Ruszyły kontrole stanu technicznego domów
Urzędnicy przeprowadzają kontrole, których celem jest analiza różnych aspektów, mających wpływ na emisję gazów cieplarnianych i zużycie energii. W trakcie kontroli po uwagę ma być brany między innymi stan techniczny budynku.
Mowa o sprawdzeniu grubości ścian, ich ocieplenia, stanu okien i drzwi oraz stanu instalacji grzewczej.
Wpis do CEEB a stan faktyczny budynku
Kolejnym etapem kontroli ma być sprawdzanie, czy źródło ciepła zostało wpisane do Centralnej Ewidencji Emisyjności Budynków. Osoby uprawnione będą też porównywać podanej w CEEB informacje ze stanem faktycznym budynku.

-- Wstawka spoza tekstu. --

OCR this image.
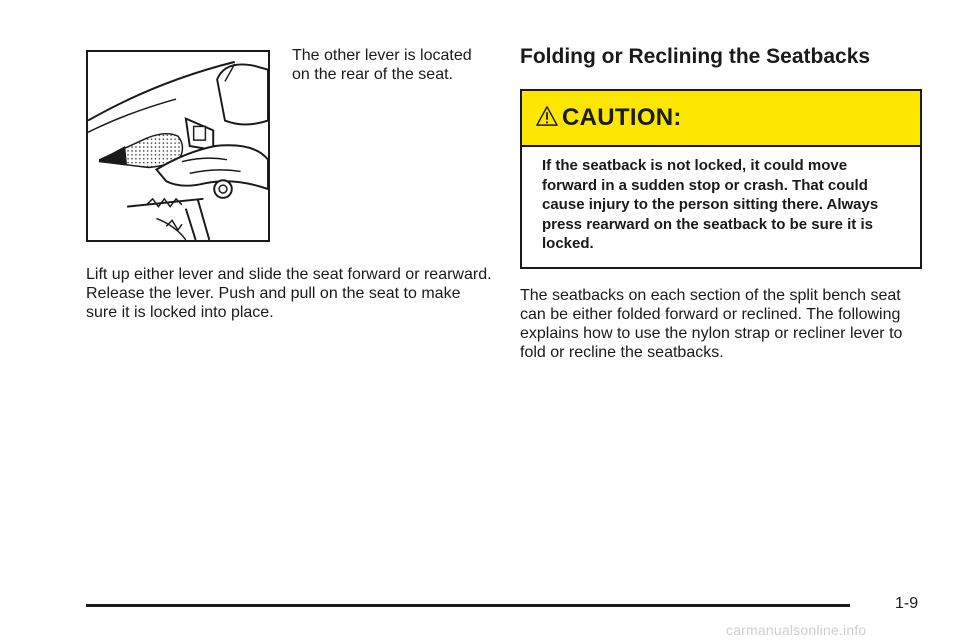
The other lever is located on the rear of the seat.
Lift up either lever and slide the seat forward or rearward. Release the lever. Push and pull on the seat to make sure it is locked into place.
Folding or Reclining the Seatbacks
CAUTION:
If the seatback is not locked, it could move forward in a sudden stop or crash. That could cause injury to the person sitting there. Always press rearward on the seatback to be sure it is locked.
The seatbacks on each section of the split bench seat can be either folded forward or reclined. The following explains how to use the nylon strap or recliner lever to fold or recline the seatbacks.
1-9
carmanualsonline.info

Kominiarze też przeprowadzają kontrole
Oprócz urzędników zajmujących się kontrolą stanu technicznego oraz wpisu do CEEB, w progach naszych domów pojawiają się także kominiarze.
Ich celem jest sprawdzenie stanu technicznego komina. Coraz częściej słychać jednak głosy mówiące o tym, że kominiarze żądają od mieszkańców dodatkowych opłat.
Zgodnie z doniesieniami, Główny Urząd Nadzoru Budowlanego (GUNB) otrzymuje liczne sygnały od obywateli, sugerujące, że koszty te mogą sięgać nawet 500 złotych.
Czy kominiarz może pobierać dodatkowe opłaty?
– Spotkałem się z przedstawicielami środowisk kominiarskich, którzy powiedzieli mi, że będą w tej sprawie robili to, co uznają za stosowne i że nikt nie będzie dyktował im, jakie mają brać ceny za swoje usługi – stwierdził w rozmowie z serwisem portalsamorządowy.pl Marek Wójcik ze Związku Miast Polskich.
Pobieranie opłat od mieszkańców przez kominiarzy nie powinny mieć miejsca, ponieważ to nie na właścicielach nieruchomości ciąży obowiązek uiszczania takich opłat, bo to samorządy są zobowiązane do pokrycia kosztów kontroli kominiarzy.